In fact, that’s kind of the sticking point here: most of what you get for your hard-earned cash is footage you’ve already seen, and battles you’ve already fought, and story you’ve already experienced, just with slight alterations for context. Remember back in the 2000s, when we were super obsessed with prequels? This is like that, except even more egregious.

Generally I’m not so unforgiving as to call a company out for a forthright cash grab, but that’s absolutely what Kingdom Hearts III: Re:Mind is. There’s just no other way to put it. You might find someone in the marketing department for Square-Enix who would disagree, but being a company that has faced just these sort of allegations for their last two major releases, Square-Enix either doesn’t read the news, or doesn’t care what people think of their products.

Kingdom Hearts III: Re:Mind

Square-Enix was roundly accused of shipping unfinished products in the case of both Final Fantasy XV and Kingdom Hearts III — their two most high profile releases of the last decade. I personally gave mostly positive reviews of both games for this very website but if you want ammo to suggest that this company is deliberately trading on the nostalgia and passion of its fan base in order to make financial headway, there are few examples you could draw from that are as obvious as this DLC.

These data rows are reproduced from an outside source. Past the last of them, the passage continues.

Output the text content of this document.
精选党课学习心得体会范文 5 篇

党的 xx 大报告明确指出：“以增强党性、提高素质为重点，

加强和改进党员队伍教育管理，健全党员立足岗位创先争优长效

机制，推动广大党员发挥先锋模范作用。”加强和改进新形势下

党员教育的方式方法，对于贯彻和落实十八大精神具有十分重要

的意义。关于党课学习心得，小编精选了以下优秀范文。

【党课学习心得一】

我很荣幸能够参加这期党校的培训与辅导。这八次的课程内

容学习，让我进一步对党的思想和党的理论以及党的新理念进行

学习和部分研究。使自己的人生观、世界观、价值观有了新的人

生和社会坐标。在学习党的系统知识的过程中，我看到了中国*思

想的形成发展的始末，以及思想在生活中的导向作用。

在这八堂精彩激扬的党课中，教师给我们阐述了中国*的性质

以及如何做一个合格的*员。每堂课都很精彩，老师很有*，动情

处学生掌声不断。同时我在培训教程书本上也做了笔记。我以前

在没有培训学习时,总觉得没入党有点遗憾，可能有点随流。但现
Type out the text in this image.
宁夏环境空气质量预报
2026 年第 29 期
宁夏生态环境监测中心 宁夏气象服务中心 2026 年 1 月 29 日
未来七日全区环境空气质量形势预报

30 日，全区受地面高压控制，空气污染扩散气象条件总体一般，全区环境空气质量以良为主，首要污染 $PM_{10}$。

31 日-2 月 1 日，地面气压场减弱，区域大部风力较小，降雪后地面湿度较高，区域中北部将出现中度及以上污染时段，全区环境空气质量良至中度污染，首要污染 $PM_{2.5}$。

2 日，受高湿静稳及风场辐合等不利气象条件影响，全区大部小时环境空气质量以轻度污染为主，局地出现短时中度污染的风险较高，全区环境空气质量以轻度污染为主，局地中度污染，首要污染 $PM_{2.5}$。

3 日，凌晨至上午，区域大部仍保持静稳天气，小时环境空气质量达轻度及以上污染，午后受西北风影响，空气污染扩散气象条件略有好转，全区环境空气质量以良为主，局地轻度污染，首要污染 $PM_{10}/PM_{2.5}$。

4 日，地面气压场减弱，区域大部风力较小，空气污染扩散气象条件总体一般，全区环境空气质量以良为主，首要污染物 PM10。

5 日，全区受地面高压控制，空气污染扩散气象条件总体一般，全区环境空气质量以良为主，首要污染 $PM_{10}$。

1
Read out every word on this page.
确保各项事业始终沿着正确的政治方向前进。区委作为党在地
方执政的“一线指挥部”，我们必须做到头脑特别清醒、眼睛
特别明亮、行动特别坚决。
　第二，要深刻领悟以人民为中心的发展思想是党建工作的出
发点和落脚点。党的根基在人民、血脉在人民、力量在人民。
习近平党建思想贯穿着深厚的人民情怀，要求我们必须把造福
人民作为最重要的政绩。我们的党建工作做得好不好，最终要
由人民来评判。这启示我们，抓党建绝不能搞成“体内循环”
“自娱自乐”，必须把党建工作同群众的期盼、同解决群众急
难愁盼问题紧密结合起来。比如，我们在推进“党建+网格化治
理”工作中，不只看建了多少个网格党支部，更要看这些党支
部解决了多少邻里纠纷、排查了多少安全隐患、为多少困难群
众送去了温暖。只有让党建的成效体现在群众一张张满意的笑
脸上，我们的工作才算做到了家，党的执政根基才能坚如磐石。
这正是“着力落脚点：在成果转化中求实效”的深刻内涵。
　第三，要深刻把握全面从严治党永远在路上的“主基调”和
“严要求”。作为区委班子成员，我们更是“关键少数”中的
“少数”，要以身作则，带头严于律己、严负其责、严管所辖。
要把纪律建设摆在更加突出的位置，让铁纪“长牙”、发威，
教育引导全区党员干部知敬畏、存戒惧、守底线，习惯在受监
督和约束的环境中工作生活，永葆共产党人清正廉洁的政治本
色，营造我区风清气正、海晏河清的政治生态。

Look, maybe you’re a really big Kingdom Hearts fan. Maybe you just really wanted to know what the context was for that cliffhanger ending in Kingdom Hearts III. Maybe you just don’t do much research before you buy something. Or maybe… you just really trust this company for some reason.

Hey, I’m not judging… hell, I bought this DLC for $40 same as anyone else. I oughta be honest that I’m not reviewing Kingdom Hearts III: Re:Mind as some holier than thou critic, talking down to you from my position of privilege. No, I’m an angry consumer in this particular case. I’m a person who spent enough to replace a flat tire on my car, or buy my family dinner, on a game that is clearly playing off of my love for a franchise, and using it to bilk me out of money in a method that is so clear, and so concise, that those involved in the entire endeavor should be totally embarrassed for their part in the creation, marketing, pricing, and distribution of this expansion.

Kingdom Hearts III: Re:Mind

Yes, fans had their complaints about Kingdom Hearts III. “Where are the hardcore boss battles? Where are the Final Fantasy characters? Where are the secret areas? Where are the hidden plot developments?” Still, to address these particular complaints by hammering a few minutes or seconds here and there into already existing content is truly like spitting in the faces of the people who have built the house you’re living in.

I haven’t sat in the board rooms at Square-Enix and I haven’t been in email chains about the planning of projects at their company but what I can say is that there is something rotten in Denmark if this is what passes for a satisfying piece of content for the wildly devoted fans of a hugely popular franchise in 2020. Kingdom Hearts III: Re:Mind is literally, truthfully, and succinctly, the worst piece of DLC I’ve ever purchased.